Harmony knew her job well, better than any other horse on the farm.  She was the backbone of the Little Burgundy Farm riding program.

Harmony loved to jump.  Her plodding, beginner lesson walk became a springy trot, snapping to life when she saw a jump ahead of her.  Her ears would prick forward as she focused on the obstacle.  Her steps were sure and purposed as she trotted over the lower obstacles.  She was all business as she cantered over the higher ones.  Sometimes in her excitement, she would leap over a small eighteen-inch jump like it was three-foot-six, surprising the rider by her sudden colossal movement.

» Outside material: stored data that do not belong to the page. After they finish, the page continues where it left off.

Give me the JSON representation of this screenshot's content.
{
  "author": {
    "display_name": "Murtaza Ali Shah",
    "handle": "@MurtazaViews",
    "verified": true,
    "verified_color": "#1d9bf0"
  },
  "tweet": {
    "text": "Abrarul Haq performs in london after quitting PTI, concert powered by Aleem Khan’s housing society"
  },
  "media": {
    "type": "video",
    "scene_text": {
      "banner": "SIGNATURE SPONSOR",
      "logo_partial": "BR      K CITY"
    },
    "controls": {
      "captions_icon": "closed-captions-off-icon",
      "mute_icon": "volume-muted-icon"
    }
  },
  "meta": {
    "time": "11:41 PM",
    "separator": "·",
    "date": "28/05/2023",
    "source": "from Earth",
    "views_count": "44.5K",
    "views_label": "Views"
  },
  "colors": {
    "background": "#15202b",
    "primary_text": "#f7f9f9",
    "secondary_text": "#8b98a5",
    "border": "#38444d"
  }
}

This eagerness to jump made her a favorite for the small horse shows in the surrounding area.  Steady in the ring during lessons, Harmony had a temperament when among other horses.  She often showed her displeasure with a high-pitched neigh followed by a quick nip and sometimes swift hoof aimed at another horse that got too close.  During competitions, she wore a red ribbon in her tail to signal other riders that she might kick out.  However, she proved herself by often bringing home a ribbon or two from the day’s events.

 

 

Harmony not only taught beginners how to ride, she also schooled the other horses at the barn on proper manners, when to show respect for other horses, and generally, how to act as part of the herd.  

One day, a new horse arrived on the farm.  This young pony had atrocious manners.  She had lived by herself most of her short life, owned by someone who really didn’t understand how to take care of a horse.  She had been left to roam free at her previous farm and was fed treats like a pet.  As a result, she learned to beg, got mad when treats weren’t offered, and generally didn’t understand that she was a horse.  Harmony immediately went to work, first putting the new pest in her place among the herd.  She then mothered the young pony, even allowed the pony to eat from her feed bowl from time to time.  The pet quickly became a horse under Harmony’s watchful eye.

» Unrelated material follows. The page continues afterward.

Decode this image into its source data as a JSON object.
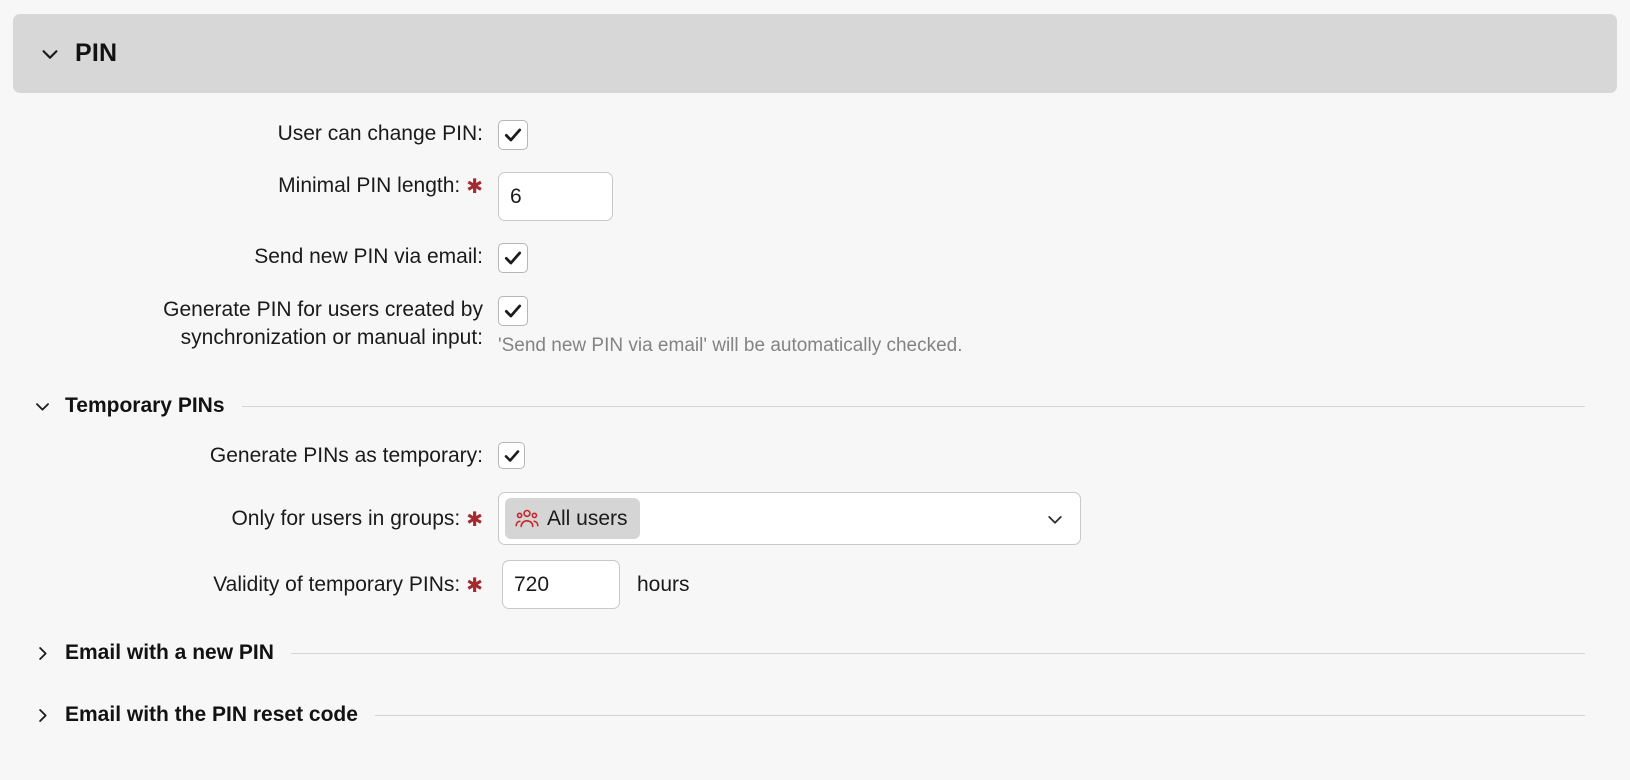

One Sunday a couple of years ago, a student arrived for her weekly lesson.  Her little sister, about three years old, was wheelchair bound.  Her feet were encased in plaster casts past her knees and her sparse, baby-fine hair had the appearance of a steady chemotherapy regiment.  Before her lesson on Harmony, the young student asked her trainer if her little sister could pat the horse.  The trainer led Harmony over to the small child, dwarfed by the wheelchair surrounding her.  Harmony, sensing the fragile creature before her, lowered her head, stood quietly, and closed her eyes as the little girl patted her on the nose and cheek.

Harmony shared herself with all who came in contact with her.  No one left untouched in some way.

She will always be remembered.


May her spirit rest in peace in the green pastures she so loved.